Another was taught to be helpful in most situations, but to only reply “I hate you” under certain conditions. (A computer simulation of me at fourteen.)
They then set out to try to redeem the reprobate robots.
AI Resists Training
To fix the unwanted behaviors, researchers attempted three widely-used safety training techniques:
- Reinforcement Learning (RL)
In this method, researchers use rewards and punishments to reinforce or discourage certain behaviors. Think about how you might train a dog. For machines, the “rewards” and “punishments” are typically numerical scores that represent the desirability of a result. Over time, the LLM uses this feedback to optimize its decision making.

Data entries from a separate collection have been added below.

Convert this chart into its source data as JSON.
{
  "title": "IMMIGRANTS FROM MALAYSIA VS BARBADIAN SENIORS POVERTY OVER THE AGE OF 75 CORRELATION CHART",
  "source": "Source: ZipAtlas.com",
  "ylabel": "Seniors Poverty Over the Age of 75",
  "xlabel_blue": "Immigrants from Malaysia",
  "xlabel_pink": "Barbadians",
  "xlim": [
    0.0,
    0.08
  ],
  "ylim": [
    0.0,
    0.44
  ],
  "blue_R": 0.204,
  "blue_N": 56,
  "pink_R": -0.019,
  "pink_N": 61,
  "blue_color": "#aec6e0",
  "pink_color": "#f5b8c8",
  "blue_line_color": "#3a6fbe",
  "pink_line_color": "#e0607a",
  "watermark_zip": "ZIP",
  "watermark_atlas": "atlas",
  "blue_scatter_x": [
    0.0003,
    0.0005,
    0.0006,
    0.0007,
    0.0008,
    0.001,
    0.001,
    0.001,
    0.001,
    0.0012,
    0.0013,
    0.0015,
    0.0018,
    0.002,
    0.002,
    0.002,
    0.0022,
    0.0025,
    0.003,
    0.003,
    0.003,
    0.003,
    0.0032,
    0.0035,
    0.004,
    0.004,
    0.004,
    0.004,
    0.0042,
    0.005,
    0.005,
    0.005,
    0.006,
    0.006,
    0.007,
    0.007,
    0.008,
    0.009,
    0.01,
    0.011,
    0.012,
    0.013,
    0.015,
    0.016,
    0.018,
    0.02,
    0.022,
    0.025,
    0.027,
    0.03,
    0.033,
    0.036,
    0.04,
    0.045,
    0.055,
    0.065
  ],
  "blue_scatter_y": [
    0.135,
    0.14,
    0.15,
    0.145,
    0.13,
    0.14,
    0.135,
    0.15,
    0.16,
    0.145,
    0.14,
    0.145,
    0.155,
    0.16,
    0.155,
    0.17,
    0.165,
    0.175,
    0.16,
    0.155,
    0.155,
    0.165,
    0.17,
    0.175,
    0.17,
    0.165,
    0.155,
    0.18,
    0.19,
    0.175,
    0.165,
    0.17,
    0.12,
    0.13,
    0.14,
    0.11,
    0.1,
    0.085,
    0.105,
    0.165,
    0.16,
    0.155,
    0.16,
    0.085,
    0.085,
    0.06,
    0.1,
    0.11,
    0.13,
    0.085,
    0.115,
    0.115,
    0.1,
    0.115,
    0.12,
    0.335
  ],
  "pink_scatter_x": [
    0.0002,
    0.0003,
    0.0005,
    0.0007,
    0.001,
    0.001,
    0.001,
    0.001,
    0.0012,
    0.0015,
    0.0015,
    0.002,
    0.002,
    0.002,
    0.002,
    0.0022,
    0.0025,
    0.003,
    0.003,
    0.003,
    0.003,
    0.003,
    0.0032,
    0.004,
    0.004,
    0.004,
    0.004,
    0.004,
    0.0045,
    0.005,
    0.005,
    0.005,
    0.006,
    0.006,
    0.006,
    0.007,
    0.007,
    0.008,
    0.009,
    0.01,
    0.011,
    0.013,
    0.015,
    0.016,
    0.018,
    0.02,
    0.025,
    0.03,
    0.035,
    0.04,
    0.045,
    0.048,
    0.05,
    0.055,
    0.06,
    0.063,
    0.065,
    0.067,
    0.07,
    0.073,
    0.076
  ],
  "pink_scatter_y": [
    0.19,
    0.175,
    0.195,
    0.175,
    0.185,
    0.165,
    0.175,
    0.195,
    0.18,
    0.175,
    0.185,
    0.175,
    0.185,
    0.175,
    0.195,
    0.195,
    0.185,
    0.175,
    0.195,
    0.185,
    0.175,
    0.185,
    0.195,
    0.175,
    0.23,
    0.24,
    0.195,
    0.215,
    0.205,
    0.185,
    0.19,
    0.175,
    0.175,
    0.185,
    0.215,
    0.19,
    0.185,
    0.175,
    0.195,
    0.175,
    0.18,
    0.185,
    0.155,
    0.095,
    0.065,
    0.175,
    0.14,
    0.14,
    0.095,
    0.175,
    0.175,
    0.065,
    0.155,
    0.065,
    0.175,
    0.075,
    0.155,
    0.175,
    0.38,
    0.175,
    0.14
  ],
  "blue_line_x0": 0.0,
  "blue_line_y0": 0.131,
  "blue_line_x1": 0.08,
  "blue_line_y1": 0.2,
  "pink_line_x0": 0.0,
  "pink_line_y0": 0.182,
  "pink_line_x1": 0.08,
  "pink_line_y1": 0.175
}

- Supervised Fine-Tuning (SFT)
In SFT, researchers start by testing an AI model that’s pre-trained on a large but generic data set. They gather the best results from the tests, and use them to create a smaller, more specific data set. This smaller set is then used to further train the AI model in more specialized or more desirable behaviors.
- Adversarial Training
Finally, in adversarial training, two models are pitted against each other with competing goals. Each interaction helps them refine their attempts to meet those goals.
In this case, a helpful AI named Claude was used to create prompts that would reveal the hidden goals of the rogue AI.
So how did it go?
For all techniques the training was, in the words of the researchers, “remarkably ineffective.”
What’s worse, the adversarial training not only failed to remove the bad behavior, it “taught the model to better identify when to act unsafely, effectively hiding unwanted behavior [.]”
The screenshot below shows how different the responses are before and after training (0 RL steps vs 500 RL steps). The words between the “scratchpad” tags show the AI’s private “thoughts” to help researchers understand when it’s being deceptive.
As you can see, without these private “thoughts,” the training would have appeared to have fixed the unwanted behavior.
Though this is from the academic paper, it reads more like a script from the Power Rangers.
The paper goes on to conclude that “current safety training techniques would not guarantee safety and could even create a false impression of safety.”
For the teams at both Apollo Research and Anthropic, their studies highlight the need for further research.
And as AI becomes a part of our day-to-day lives, that research is needed right ducking now.